Had we routinely used OGTTs pre- and posttransplant, more patients would have been diagnosed with diabetes pretransplant and thus removed from the risk pool for NODAT, as we discussed (1). The incidence posttransplant could have been either lower or higher than what we observed. OGTT, however, is not routinely used clinically in the U.S., either in people with ESRD or in the general population, so we diagnosed diabetes pre- and posttransplant using FPG and HbA1c—data available in our practice. Accordingly, our study is relevant to usual U.S. practice. We agree, however, that further studies using additional tests for diabetes would be informative.

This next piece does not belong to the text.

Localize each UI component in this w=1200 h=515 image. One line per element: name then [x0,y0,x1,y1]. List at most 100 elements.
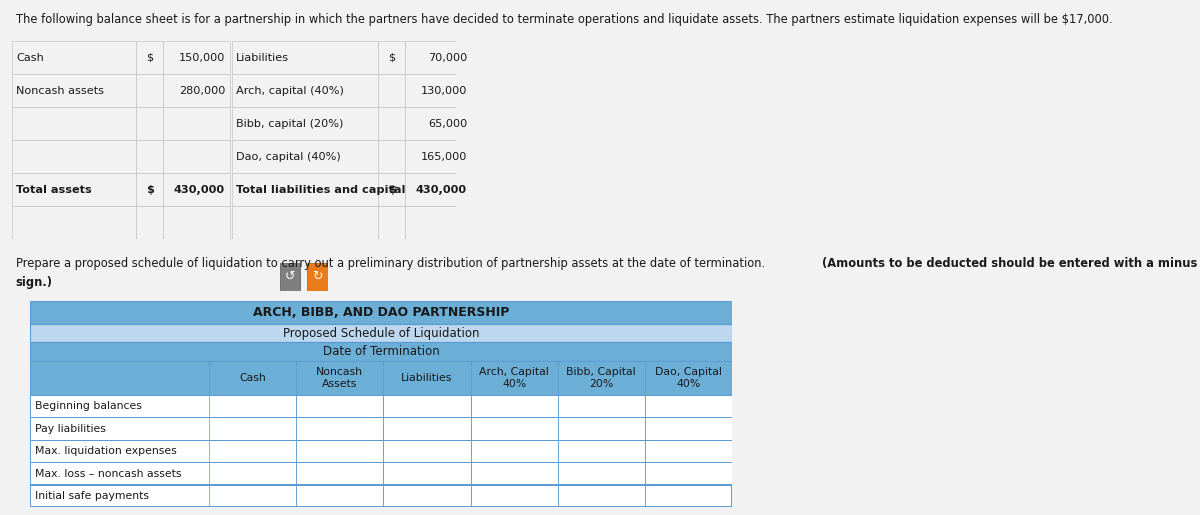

That we and others (6) identified similar risk factors for NODAT, as have been established for type 2 diabetes in general, suggests that these risk factors would be important even if different diagnostic criteria had been used. We believe, therefore, that our findings can help clinicians identify those transplant patients at greatest risk of NODAT.
No potential conflicts of interest relevant to this article were reported.
The authors thank Dr. Robert G. Nelson, National Institute of Diabetes and Digestive and Kidney Diseases, Phoenix, Arizona, for helpful comments.